In response, a more resilient new timetable is being designed and extra buses and drivers will be deployed to improve the service. These changes will be implemented from late October to coincide with any route changes arising from the current Sheffield Bus Partnership consultation.

If these changes don’t make a difference then Crookes ward Councillor Geoff Smith intends to hold a meeting with First to discuss the 51 bus service. In the meantime, he will be at the next Crosspool Forum Open Meeting on Thursday 26 July if anyone wants to make any comments.

Full information from First regarding the 51 bus service below:

We’ve just completed a month’s study of issues and factors affecting the punctuality of the 51. Inputs to this have been:

  • Satellite bus tracking data that records a time at every bus stop on every journey.
  • Observations of traffic and other delays.
  • Journey monitoring to simulate the passenger’s experience, i.e. waiting at bus stops, travel on buses at times of delay (identified from above).
  • Comments from bus drivers, passengers and supervisors.

The conclusion reached is that, yes, the service does fall short on punctuality at certain times of day. This review has perhaps been long overdue as for key periods during the day the timetable lacks the robustness to withstand the external forces exerted on it. Having said that the journey time within the timetable does expand and contract to reflect known delays but here are a few examples of issues that we don’t adequately allow for.

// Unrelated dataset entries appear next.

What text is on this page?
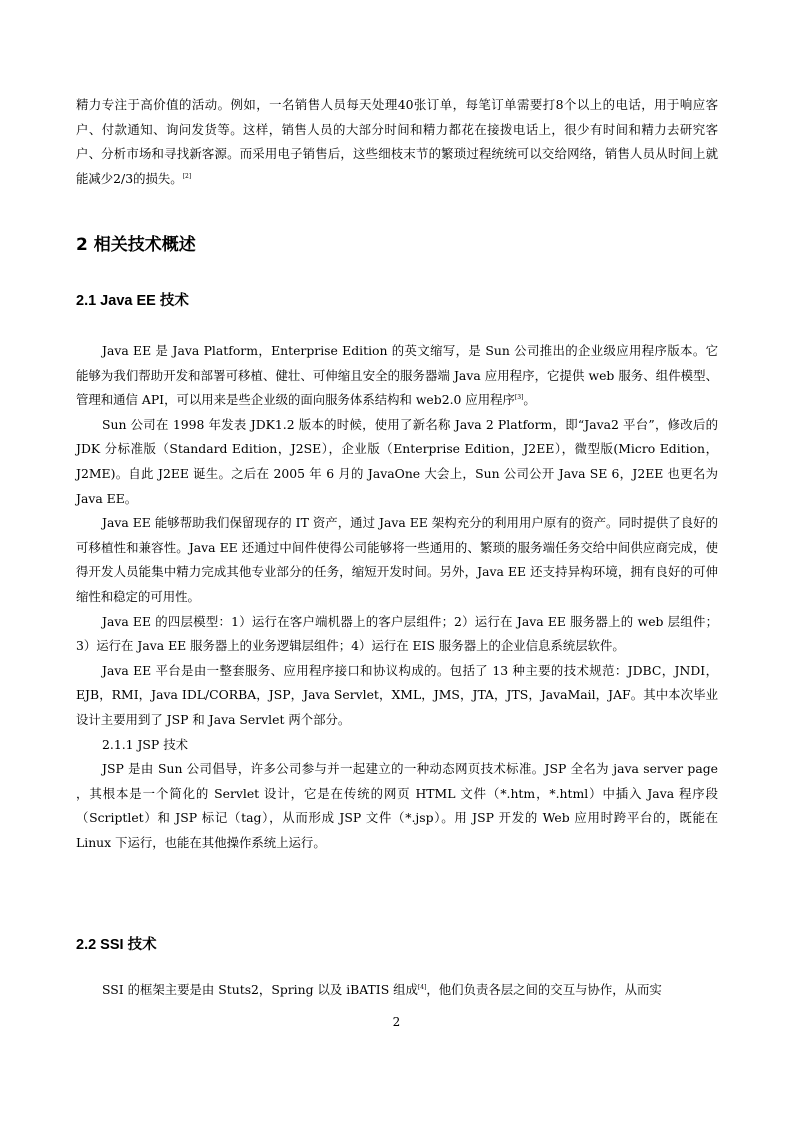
精力专注于高价值的活动。例如，一名销售人员每天处理40张订单，每笔订单需要打8个以上的电话，用于响应客户、付款通知、询问发货等。这样，销售人员的大部分时间和精力都花在接拨电话上，很少有时间和精力去研究客户、分析市场和寻找新客源。而采用电子销售后，这些细枝末节的繁琐过程统统可以交给网络，销售人员从时间上就能减少2/3的损失。[2]

2 相关技术概述
2.1 Java EE 技术

Java EE 是 Java Platform，Enterprise Edition 的英文缩写，是 Sun 公司推出的企业级应用程序版本。它能够为我们帮助开发和部署可移植、健壮、可伸缩且安全的服务器端 Java 应用程序，它提供 web 服务、组件模型、管理和通信 API，可以用来是些企业级的面向服务体系结构和 web2.0 应用程序[3]。

Sun 公司在 1998 年发表 JDK1.2 版本的时候，使用了新名称 Java 2 Platform，即“Java2 平台”，修改后的 JDK 分标准版（Standard Edition，J2SE），企业版（Enterprise Edition，J2EE），微型版(Micro Edition，J2ME)。自此 J2EE 诞生。之后在 2005 年 6 月的 JavaOne 大会上，Sun 公司公开 Java SE 6，J2EE 也更名为 Java EE。

Java EE 能够帮助我们保留现存的 IT 资产，通过 Java EE 架构充分的利用用户原有的资产。同时提供了良好的可移植性和兼容性。Java EE 还通过中间件使得公司能够将一些通用的、繁琐的服务端任务交给中间供应商完成，使得开发人员能集中精力完成其他专业部分的任务，缩短开发时间。另外，Java EE 还支持异构环境，拥有良好的可伸缩性和稳定的可用性。

Java EE 的四层模型：1）运行在客户端机器上的客户层组件；2）运行在 Java EE 服务器上的 web 层组件；3）运行在 Java EE 服务器上的业务逻辑层组件；4）运行在 EIS 服务器上的企业信息系统层软件。

Java EE 平台是由一整套服务、应用程序接口和协议构成的。包括了 13 种主要的技术规范：JDBC，JNDI，EJB，RMI，Java IDL/CORBA，JSP，Java Servlet，XML，JMS，JTA，JTS，JavaMail，JAF。其中本次毕业设计主要用到了 JSP 和 Java Servlet 两个部分。

2.1.1 JSP 技术

JSP 是由 Sun 公司倡导，许多公司参与并一起建立的一种动态网页技术标准。JSP 全名为 java server page ，其根本是一个简化的 Servlet 设计，它是在传统的网页 HTML 文件（*.htm，*.html）中插入 Java 程序段（Scriptlet）和 JSP 标记（tag），从而形成 JSP 文件（*.jsp）。用 JSP 开发的 Web 应用时跨平台的，既能在 Linux 下运行，也能在其他操作系统上运行。

2.2 SSI 技术

SSI 的框架主要是由 Stuts2，Spring 以及 iBATIS 组成[4]，他们负责各层之间的交互与协作，从而实

2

The start of the school day at Crosspool, the operation of the crossings and the characteristics of the school time bus journeys. That certain buses encounter large numbers of children travelling out from the City and then encounter similar numbers from Lodge Moor. So a delay to Lodge Moor through this, the school run traffic and the crossings and then the same on the way back.

Peak traffic around the hospitals and University remains at buoyant until 0930-1000 hours.

Similar characteristics exist at the end of the school day to those at the start but it’s perhaps more intense as there’s less of a stagger.

Crossing Brook Hill roundabout continues to be a source of significant delay particularly when travelling out from City. Traffic crossing the roundabout from right to left slows entering Upper Hanover Street and obstructs the exit from Broad Lane.

Traffic queues on Rockingham Street at peak times.

Difficulty negotiating Mappin Street due to parked vehicles.

You may have noticed that on the Sheffield Bus Partnership consultation there is a proposed route change to avoid Broad Lane.

So where do we go from here? Well, hopefully the above route change will be implemented, together with a new timetable that is presently being designed. The new timetable will be much more resilient, incorporating longer journey times to reflect delays and greater recovery time at Lodge Moor before departure on the next journey. More buses and drivers will be required to operate it but deployed to maintain the present level of service where we’re falling short.

I hope this is good news. The date of introduction is 28 October 2012 to coincide with the launch of the Sheffield Bus Partnership. Generally, during the summer period there is an improvement in punctuality anyway as school and university related traffic subsides.